Question 447: A security administrator receives alerts from the perimeter UTM. Upon checking the logs, the administrator finds the following output:
Time: 12/25 0300
From Zone: Untrust
To Zone: DMZ
Attacker: externalip.com
Victim: 172.16.0.20
To Port: 80
Action: Alert
Severity: Critical

When examining the PCAP associated with the event, the security administrator finds the following information:
<script> alert (“Click here for important information regarding your account!
http://externalip.com/account.php”); </script>
Which of the following actions should the security administrator take?

A. Upload the PCAP to the IDS in order to generate a blocking signature to block the traffic.
B. Manually copy the <script> data from the PCAP file and generate a blocking signature in the HIDS to block the traffic for future events.
C. Implement a host-based firewall rule to block future events of this type from occurring.
D. Submit a change request to modify the XSS vulnerability signature to TCP reset on future attempts.

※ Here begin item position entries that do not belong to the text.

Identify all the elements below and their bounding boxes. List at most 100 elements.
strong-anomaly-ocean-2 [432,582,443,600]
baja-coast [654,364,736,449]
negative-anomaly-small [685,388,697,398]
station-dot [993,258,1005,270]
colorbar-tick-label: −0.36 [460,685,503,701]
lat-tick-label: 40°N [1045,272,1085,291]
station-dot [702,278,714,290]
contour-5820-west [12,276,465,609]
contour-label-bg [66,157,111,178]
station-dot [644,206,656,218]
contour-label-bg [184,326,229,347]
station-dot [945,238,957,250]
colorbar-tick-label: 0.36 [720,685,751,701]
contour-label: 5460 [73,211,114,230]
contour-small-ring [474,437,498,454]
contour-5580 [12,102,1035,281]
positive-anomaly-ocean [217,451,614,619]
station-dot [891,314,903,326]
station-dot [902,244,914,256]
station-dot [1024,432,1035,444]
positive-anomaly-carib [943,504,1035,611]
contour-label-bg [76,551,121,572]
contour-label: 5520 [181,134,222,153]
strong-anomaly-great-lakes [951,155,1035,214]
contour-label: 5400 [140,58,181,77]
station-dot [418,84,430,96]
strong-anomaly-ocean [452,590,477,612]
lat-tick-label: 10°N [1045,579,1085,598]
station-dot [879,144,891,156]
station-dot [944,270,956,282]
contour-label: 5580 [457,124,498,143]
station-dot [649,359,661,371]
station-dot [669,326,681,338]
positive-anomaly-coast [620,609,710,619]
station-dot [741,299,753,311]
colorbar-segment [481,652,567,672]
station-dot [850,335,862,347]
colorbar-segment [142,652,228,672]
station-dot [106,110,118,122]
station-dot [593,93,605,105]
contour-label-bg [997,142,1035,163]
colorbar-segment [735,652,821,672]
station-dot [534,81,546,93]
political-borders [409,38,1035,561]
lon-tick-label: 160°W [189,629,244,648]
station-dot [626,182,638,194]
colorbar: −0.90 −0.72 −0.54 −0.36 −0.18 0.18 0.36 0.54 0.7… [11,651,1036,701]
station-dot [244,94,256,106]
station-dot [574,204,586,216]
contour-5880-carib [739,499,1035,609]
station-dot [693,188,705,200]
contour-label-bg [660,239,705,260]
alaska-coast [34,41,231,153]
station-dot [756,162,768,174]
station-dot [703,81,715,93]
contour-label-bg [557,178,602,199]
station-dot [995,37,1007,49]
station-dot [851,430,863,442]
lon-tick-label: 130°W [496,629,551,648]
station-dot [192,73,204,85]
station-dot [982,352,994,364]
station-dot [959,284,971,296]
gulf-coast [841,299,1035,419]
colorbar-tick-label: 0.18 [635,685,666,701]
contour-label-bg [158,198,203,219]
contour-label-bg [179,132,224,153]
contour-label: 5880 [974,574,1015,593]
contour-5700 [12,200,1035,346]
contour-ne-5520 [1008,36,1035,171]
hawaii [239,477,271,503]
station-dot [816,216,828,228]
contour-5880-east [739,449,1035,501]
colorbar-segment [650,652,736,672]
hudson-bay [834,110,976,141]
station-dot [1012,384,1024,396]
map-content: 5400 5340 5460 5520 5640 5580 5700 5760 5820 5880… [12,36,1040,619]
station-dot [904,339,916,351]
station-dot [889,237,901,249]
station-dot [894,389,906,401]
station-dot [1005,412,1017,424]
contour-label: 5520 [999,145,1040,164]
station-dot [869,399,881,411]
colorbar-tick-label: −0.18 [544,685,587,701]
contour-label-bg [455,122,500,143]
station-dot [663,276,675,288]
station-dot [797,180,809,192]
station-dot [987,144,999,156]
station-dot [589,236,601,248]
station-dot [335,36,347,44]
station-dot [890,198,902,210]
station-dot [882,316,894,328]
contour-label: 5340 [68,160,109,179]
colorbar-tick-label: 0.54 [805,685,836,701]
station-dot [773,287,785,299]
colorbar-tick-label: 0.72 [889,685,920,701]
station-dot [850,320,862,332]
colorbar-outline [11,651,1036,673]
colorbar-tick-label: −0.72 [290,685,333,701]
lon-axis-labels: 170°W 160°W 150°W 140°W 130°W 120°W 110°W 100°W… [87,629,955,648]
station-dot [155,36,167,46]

Question 448: Given the information below:
MD5HASH document.doc 049eab40fd36caadlfab10b3cdf4a883
MD5HASH image.jpg 049eab40fd36caadlfab10b3cdf4a883

Which of the following concepts are described above? (Choose two.)

A. Salting
B. Collision
C. Steganography
D. Hashing
E. Key stretching

Question 449: An organization wishes to allow its users to select devices for business use but does not want to overwhelm the service desk with requests for too many different device types and models. Which of the following deployment models should the organization use to BEST meet these requirements?

A. VDI environment
B. CYOD model
C. DAC mode
D. BYOD model

Question 450: A state-sponsored threat actor has launched several successful attacks against a corporate network.
Although the target has a robust patch management program in place, the attacks continue in depth and scope, and the security department has no idea how the attacks are able to gain access. Given that patch management and vulnerability scanners are being used, which of the following would be used to analyze the attack methodology?

A. Rogue system detection
B. Honeypots
C. Next-generation firewall
D. Penetration test

Keyword: SY0-501 Free Exam Dumps, SY0-501 Exam Questions, SY0-501 Exam Dumps, SY0-501 Braindumps, SY0-501 Real Questions, SY0-501 Practice Test, SY0-501 Practice Exam, SY0-501 Free Test, SY0-501 Free Questions, SY0-501 Real Exam Questions and Answers, SY0-501 VCE Dumps, SY0-501 ETE Dumps, SY0-501 PDF Dumps, and SY0-501 Study Guide.

Published by Emma Watson

, an Information Technology Engineer By qualification who loves to write about Windows, macOS and technical solutions for various error and problems. Coming from a solid background in PC building and software development, with complete expertise in touch-based devices, I am constantly keeping an eye out for the latest and greatest!